ML: The fact is fewer practices today are using home-grown surveys. More of them are using surveys that have been vetted [by consultants] … or they are using surveys that are endorsed by the federal government. The interesting thing is that … the typical survey has a lot of questions. And those questions are very useful. But you don't know which question is the most important to focus on.

I'll give you a quick example. The lowest rated area across the country in our database is satisfaction with parking. … But actually, that is not a key driver of overall satisfaction with the practice, or likelihood to recommend [it to other patients]. There are other more important questions on the survey that have much greater influence on those two [metrics], not the least of which is the helpfulness of the receptionist and  … the provider's willingness to listen carefully to what the patient has to say.

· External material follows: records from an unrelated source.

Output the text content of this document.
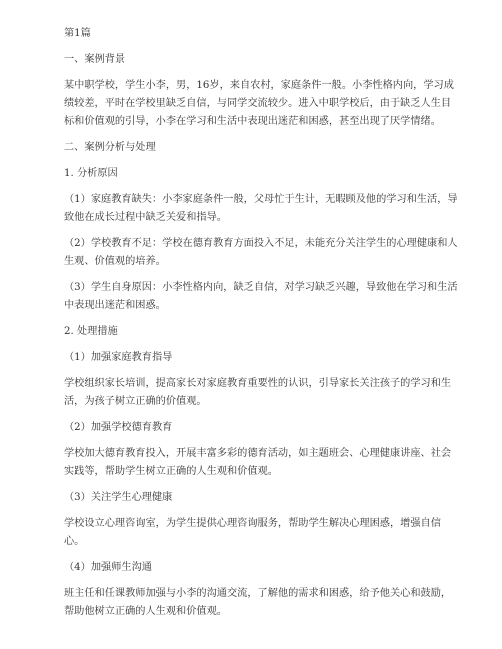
第1篇

一、案例背景

某中职学校，学生小李，男，16岁，来自农村，家庭条件一般。小李性格内向，学习成绩较差，平时在学校里缺乏自信，与同学交流较少。进入中职学校后，由于缺乏人生目标和价值观的引导，小李在学习和生活中表现出迷茫和困惑，甚至出现了厌学情绪。

二、案例分析与处理

1. 分析原因

（1）家庭教育缺失：小李家庭条件一般，父母忙于生计，无暇顾及他的学习和生活，导致他在成长过程中缺乏关爱和指导。

（2）学校教育不足：学校在德育教育方面投入不足，未能充分关注学生的心理健康和人生观、价值观的培养。

（3）学生自身原因：小李性格内向，缺乏自信，对学习缺乏兴趣，导致他在学习和生活中表现出迷茫和困惑。

2. 处理措施

（1）加强家庭教育指导

学校组织家长培训，提高家长对家庭教育重要性的认识，引导家长关注孩子的学习和生活，为孩子树立正确的价值观。

（2）加强学校德育教育

学校加大德育教育投入，开展丰富多彩的德育活动，如主题班会、心理健康讲座、社会实践等，帮助学生树立正确的人生观和价值观。

（3）关注学生心理健康

学校设立心理咨询室，为学生提供心理咨询服务，帮助学生解决心理困惑，增强自信心。

（4）加强师生沟通

班主任和任课教师加强与小李的沟通交流，了解他的需求和困惑，给予他关心和鼓励，帮助他树立正确的人生观和价值观。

PP: What should physicians know about CG-CAHPS?

ML: There's a major difference between the way that most people have been conducting surveys and [CMS' surveys]; the rating scale is the difference. I can ask you, "How would you rate waiting times in the exam room?" And the typical rating scale is: I would rate it excellent; very good; good; fair; or poor. The CG-CAHPS and the H-CAHPS [Consumer Assessment of Healthcare Providers and Systems - Hospitals] surveys have a different rating scale. They say, "How often in the last 12 months did you wait more than 15 minutes in the exam room?" And the rating scale is: always; sometimes; usually; never.

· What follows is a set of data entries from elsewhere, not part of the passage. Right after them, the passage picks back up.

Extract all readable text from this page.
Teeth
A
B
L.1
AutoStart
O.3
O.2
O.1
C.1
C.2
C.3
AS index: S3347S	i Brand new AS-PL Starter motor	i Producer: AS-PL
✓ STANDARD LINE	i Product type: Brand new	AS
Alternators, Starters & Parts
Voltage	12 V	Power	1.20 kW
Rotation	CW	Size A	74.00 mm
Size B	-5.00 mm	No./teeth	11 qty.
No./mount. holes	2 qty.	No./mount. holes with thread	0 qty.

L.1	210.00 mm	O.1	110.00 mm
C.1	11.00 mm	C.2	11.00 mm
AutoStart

The reason that [the rating scale] is different is because the government wants to know what [the patient's] absolute experience was, not what [their] perception was. So what we have done for our clients, we are helping them to transition from the old, typical satisfaction survey to the CG-CAHPS survey by sharing with them the CG-CAHPS questions, the new rating scale, and including and incorporating some of the older questions that have to do with perception of [patient] experience.

Luallin has provided both a sample patient satisfaction survey you can use in your practice and a sample of the CG-CAHPS survey.

PP: What would you want practices to take away from your presentation?

ML: That there are a very few basic strategies that will ensure that your patients rate you high, and likely refer you to others. It is an easy acronym to remember, it's CLEAR, and in my presentation I'll give [attendees] techniques that go with that. The C is connect, the L is listen, the E is explain, the A is ask (there's certain questions that every doctor needs to ask, like "Did I answer all your questions?"), and the R is reconnect. People coming away from the session will understand that it is easy to do those five things. They take no more time or effort, and they will see their survey scores increase.

Luallin's session, "Evidence-based Service Strategies That Pay Off," will be held on Mon., Oct. 27, 2014, from 10:15 a.m. to 11:15 a.m.